Additive manufacturing, also known as 3D printing, involves building an object layer by layer using a computer-controlled process. Detecting defects in real time during the manufacturing process can help to improve the quality and reliability of the final product. This can be done by using sensors and cameras to monitor the printing process and detect any issues that arise. Additionally, software algorithms can be used to analyze the data from the sensors and cameras to identify potential defects and alert the operator to take corrective action. Overall, detecting defects in real time can help to improve the efficiency of the manufacturing process and increase the yield of high-quality products.
Researchers can now detect keyhole pores, one of the most difficult defects in additive manufacturing, with incredible accuracy. Tao Sun, associate professor of materials science and engineering at the University of Virginia, led a research team that made new discoveries that could help expand additive manufacturing in aerospace and other industries that rely on strong metal parts.
Their peer-reviewed paper, “Machine learning aided real-time detection of keyhole pore generation in laser powder bed fusion,” was published in Science Magazine. It addresses the problem of detecting keyhole pores, which are one of the major flaws in a common additive manufacturing technique known as laser powder bed fusion, or LPBF.
Our findings not only advance additive manufacturing research, but they can also serve to practically expand the commercial use of LPBF for metal part manufacturing.
Rollett
LPBF, which was introduced in the 1990s, uses metal powder and lasers to 3-D print metal parts. However, porosity defects continue to be a problem in fatigue-sensitive applications such as aircraft wings. Some porosity is associated with keyholes, which are deep and narrow vapor depressions.
The size and shape of the keyhole are determined by laser power and scanning velocity, as well as the materials’ ability to absorb laser energy. If the keyhole walls are stable, the surrounding material’s laser absorption improves and laser manufacturing efficiency improves. If the walls become shaky or collapse, the material solidifies around the keyhole, trapping the air pocket inside the newly formed layer of material. This makes the material more brittle and prone to cracking when subjected to environmental stress.

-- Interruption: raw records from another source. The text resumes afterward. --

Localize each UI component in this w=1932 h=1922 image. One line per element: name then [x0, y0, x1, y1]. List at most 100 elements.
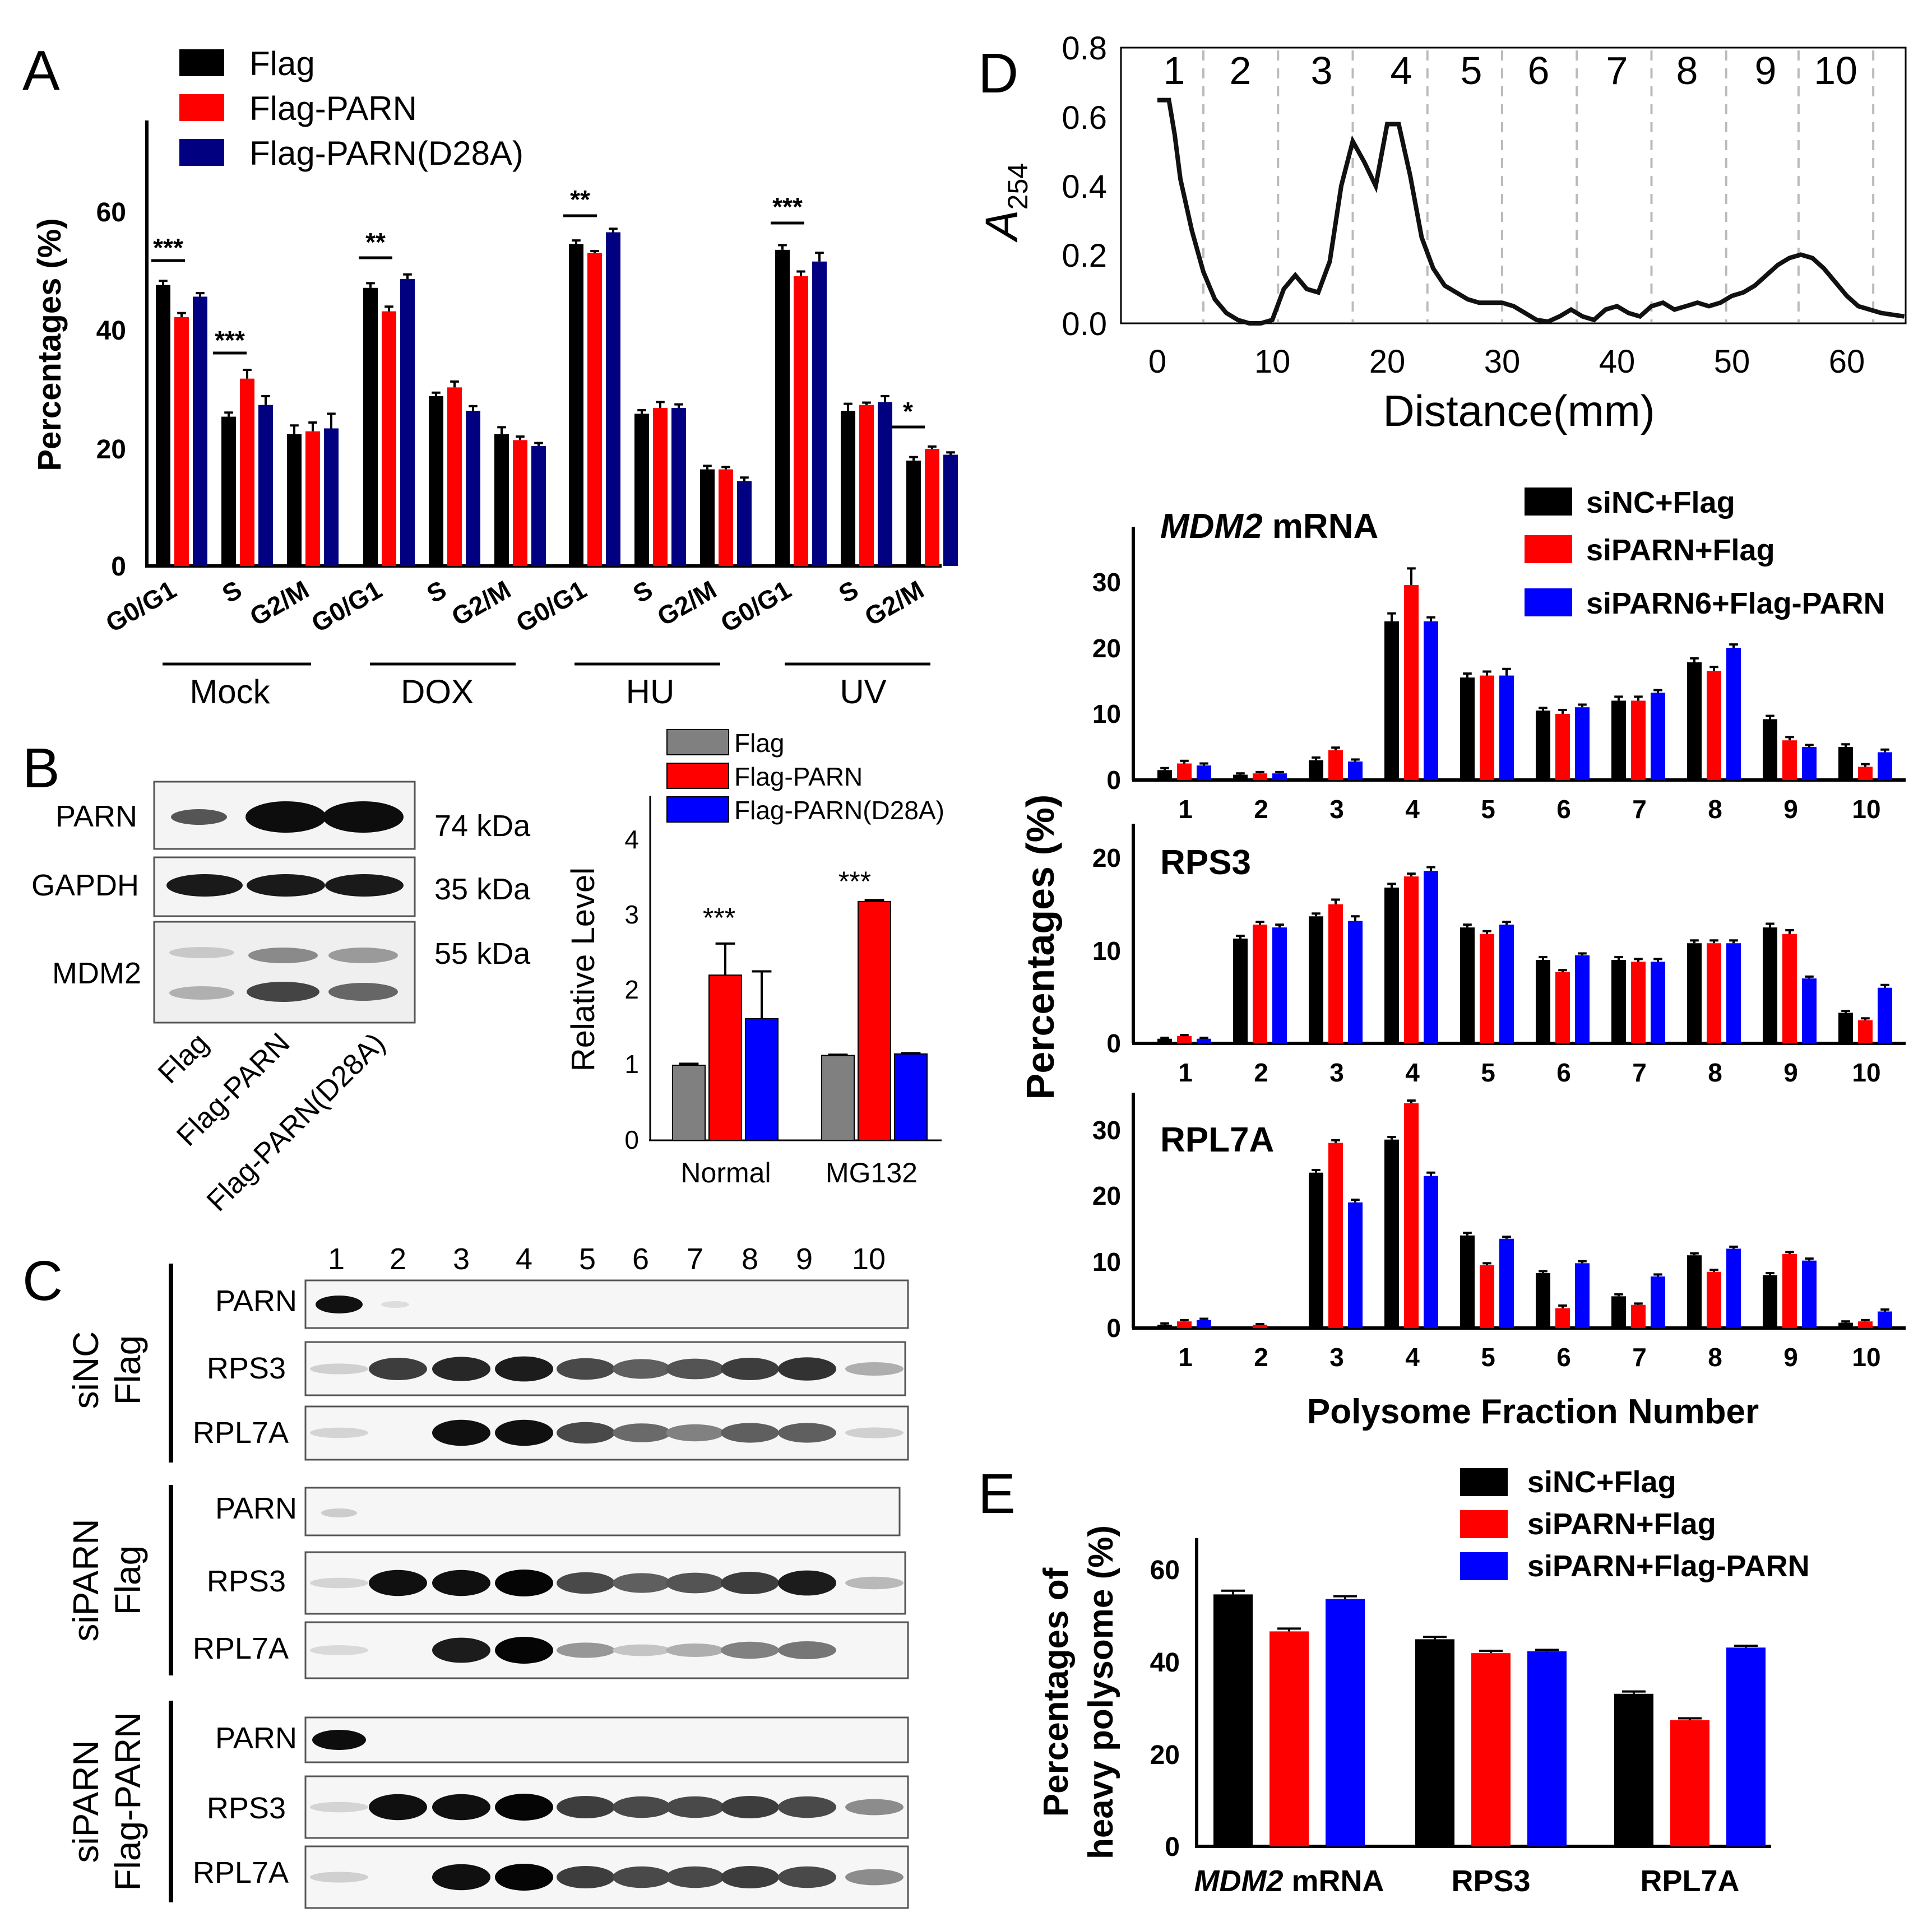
- panel-c-g3-row-parn: PARN: [215, 1721, 297, 1755]
- panel-d-profile-ytick-02: 0.2: [1062, 238, 1107, 274]
- panel-d-profile-y-label-main: A: [976, 210, 1027, 243]
- panel-d-sub3-bar-f10-s2: [1878, 1311, 1892, 1328]
- panel-d-sub1-bar-f6-s1: [1555, 714, 1570, 780]
- panel-a-legend-flag-parn: Flag-PARN: [249, 90, 417, 127]
- panel-d-fraction-label-8: 8: [1676, 49, 1698, 92]
- panel-e-legend-swatch-sinc: [1460, 1468, 1508, 1496]
- panel-d-profile-ytick-0: 0.0: [1062, 306, 1107, 342]
- panel-c-g3-rpl7a-band-5: [557, 1866, 615, 1888]
- panel-c-g2-rps3-band-10: [845, 1576, 904, 1590]
- panel-a-bar-dox-g2m-s1: [513, 440, 527, 566]
- panel-a-bar-hu-g2m-s1: [719, 469, 733, 566]
- panel-a-bar-dox-g0g1-s2: [400, 279, 415, 566]
- panel-d-sub1-bar-f5-s2: [1499, 675, 1514, 780]
- panel-a-bar-uv-g0g1-s0: [775, 249, 790, 567]
- panel-a-xtick-mock-g1: G0/G1: [101, 575, 181, 638]
- panel-a-xtick-dox-g1: G0/G1: [307, 575, 387, 638]
- panel-d-sub3-xtick-4: 4: [1405, 1343, 1420, 1372]
- panel-a-bar-uv-g2m-s0: [906, 460, 921, 566]
- panel-e: E siNC+Flag siPARN+Flag siPARN+Flag-PARN…: [978, 1463, 1810, 1898]
- panel-d-sub1-xtick-10: 10: [1852, 795, 1880, 824]
- panel-c-g1-rpl7a-band-3: [432, 1419, 490, 1446]
- panel-e-xtick-rps3: RPS3: [1451, 1864, 1530, 1898]
- panel-d-sub1-bar-f9-s0: [1763, 719, 1777, 780]
- panel-c-g3-row-rps3: RPS3: [207, 1791, 286, 1825]
- panel-c-g3-rpl7a-band-10: [845, 1869, 904, 1886]
- panel-d-sub1-bars: [1157, 567, 1892, 780]
- panel-d-sub2-xtick-5: 5: [1481, 1058, 1495, 1087]
- panel-b-legend-swatch-d28a: [666, 796, 729, 823]
- panel-e-bar-c2-s0: [1614, 1693, 1653, 1846]
- panel-e-legend-siparn: siPARN+Flag: [1527, 1507, 1716, 1541]
- panel-b-band-parn-1: [171, 809, 227, 825]
- panel-d-sub2-xtick-8: 8: [1708, 1058, 1722, 1087]
- panel-c-g3-rps3-band-8: [721, 1796, 779, 1818]
- panel-d-sub3-xtick-6: 6: [1556, 1343, 1571, 1372]
- panel-c-g3-rps3-band-10: [845, 1799, 904, 1816]
- panel-d-profile-ytick-04: 0.4: [1062, 169, 1107, 205]
- panel-e-bar-c2-s2: [1726, 1647, 1766, 1846]
- panel-c-g1-rpl7a-band-9: [778, 1423, 836, 1443]
- panel-c-g2-blot-parn: [304, 1487, 901, 1536]
- panel-d-sub2-bar-f7-s0: [1611, 960, 1626, 1043]
- panel-b-row-parn: PARN: [55, 800, 137, 833]
- panel-d-sub1-ytick-20: 20: [1092, 634, 1121, 663]
- panel-d-sub1-bar-f9-s2: [1802, 747, 1817, 780]
- panel-d-sub2-ytick-0: 0: [1106, 1029, 1121, 1058]
- panel-c-g3-blot-parn: [304, 1716, 909, 1763]
- panel-d-sub3-bar-f1-s2: [1197, 1320, 1211, 1328]
- panel-a-group-dox: DOX: [401, 673, 474, 711]
- panel-c-g2-rpl7a-band-3: [432, 1637, 490, 1663]
- panel-d-sub1-ytick-0: 0: [1106, 765, 1121, 795]
- panel-d-sub1-bar-f3-s2: [1348, 761, 1363, 780]
- panel-c-g3-rpl7a-band-7: [666, 1866, 724, 1888]
- panel-c-g1-rps3-band-5: [557, 1358, 615, 1380]
- panel-d-profile-y-ticks: 0.0 0.2 0.4 0.6 0.8: [1062, 30, 1107, 342]
- panel-a-bar-mock-g0g1-s2: [193, 296, 207, 566]
- panel-a-bar-dox-g0g1-s0: [363, 287, 378, 566]
- panel-b-kda-74: 74 kDa: [434, 809, 531, 843]
- panel-d-fraction-label-4: 4: [1391, 49, 1412, 92]
- panel-c-fraction-10: 10: [852, 1242, 886, 1276]
- panel-d-sub2-bar-f2-s1: [1253, 925, 1267, 1043]
- panel-d-sub3-ytick-10: 10: [1092, 1247, 1121, 1276]
- panel-d-sub2-bar-f6-s0: [1536, 960, 1550, 1043]
- panel-c-g1-row-rpl7a: RPL7A: [193, 1416, 289, 1450]
- panel-a-y-ticks: 0 20 40 60: [96, 198, 126, 582]
- panel-b-xtick-mg132: MG132: [826, 1157, 918, 1189]
- panel-c-g2-rps3-band-5: [557, 1572, 615, 1594]
- panel-c-g1-rpl7a-bands: [310, 1419, 904, 1446]
- panel-e-bar-c1-s2: [1527, 1651, 1567, 1846]
- panel-c-g3-rpl7a-band-9: [778, 1866, 836, 1888]
- panel-b-bar-mg132-s1: [858, 900, 891, 1141]
- panel-a-bar-hu-s-s1: [653, 407, 668, 566]
- panel-c-g3-rps3-band-5: [557, 1796, 615, 1818]
- panel-d-sub1-title: MDM2 mRNA: [1160, 507, 1378, 546]
- panel-c-g2-rpl7a-band-1: [310, 1645, 368, 1655]
- panel-c-g2-row-parn: PARN: [215, 1492, 297, 1525]
- panel-a-bar-hu-s-s0: [634, 414, 649, 566]
- panel-a-legend-swatch-d28a: [179, 139, 224, 166]
- panel-d-sub2-xtick-3: 3: [1329, 1058, 1344, 1087]
- panel-c-g2-rps3-band-8: [721, 1572, 779, 1594]
- panel-c-g2-rpl7a-bands: [310, 1637, 836, 1664]
- panel-d-sub2-bar-f4-s0: [1384, 887, 1399, 1043]
- panel-c-g1-rpl7a-band-6: [613, 1423, 671, 1442]
- panel-c-g2-row-rpl7a: RPL7A: [193, 1632, 289, 1665]
- panel-d-sub1-bar-f3-s1: [1328, 750, 1343, 780]
- panel-d-sub1-bar-f1-s1: [1177, 763, 1192, 780]
- panel-e-letter: E: [978, 1463, 1016, 1525]
- panel-d-sub3-xtick-2: 2: [1254, 1343, 1268, 1372]
- panel-b-bar-normal-s1: [708, 974, 742, 1141]
- panel-c-g2-rps3-band-6: [613, 1573, 671, 1593]
- panel-c-fraction-7: 7: [687, 1242, 703, 1276]
- panel-c-g1-rps3-band-1: [310, 1363, 368, 1375]
- panel-c-g3-rps3-band-7: [666, 1796, 724, 1818]
- panel-b-legend-d28a: Flag-PARN(D28A): [734, 796, 944, 825]
- panel-c-g1-rps3-band-4: [495, 1356, 553, 1382]
- panel-d-sub3-xtick-9: 9: [1783, 1343, 1798, 1372]
- panel-d-sub2-bar-f5-s2: [1499, 925, 1514, 1043]
- panel-e-xtick-mdm2-rest: mRNA: [1283, 1864, 1384, 1898]
- panel-d-sub3-bar-f1-s1: [1177, 1321, 1192, 1328]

Sun and his colleagues, which included Carnegie Mellon University materials science and engineering professor Anthony Rollett and University of Wisconsin-Madison mechanical engineering professor Lianyi Chen, developed a method for detecting the precise moment when a keyhole pore forms during the printing process.
“Our approach can capture the unique thermal signature associated with keyhole pore generation with sub-millisecond temporal resolution and 100% prediction rate by integrating operando synchrotron x-ray imaging, near-infrared imaging, and machine learning,” Sun said.
In developing their real-time keyhole detection method, the researchers also advanced the way a state-of-the-art tool — operando synchrotron x-ray imaging — can be used. Utilizing machine learning, they additionally discovered two modes of keyhole oscillation.
“Our findings not only advance additive manufacturing research, but they can also serve to practically expand the commercial use of LPBF for metal part manufacturing,” Rollett said. Rollet is also a co-director of CMU’s NextManufacturing Center.
“Porosity in metal parts continues to be a significant barrier to wider adoption of the LPBF technique in some industries. Because it occurs stochastically beneath the surface, keyhole porosity is the most difficult defect type to detect in real time using lab-scale sensors “Sun stated. “Our approach provides a viable solution for high-fidelity, high-resolution detection of keyhole pore generation in many additive manufacturing scenarios.”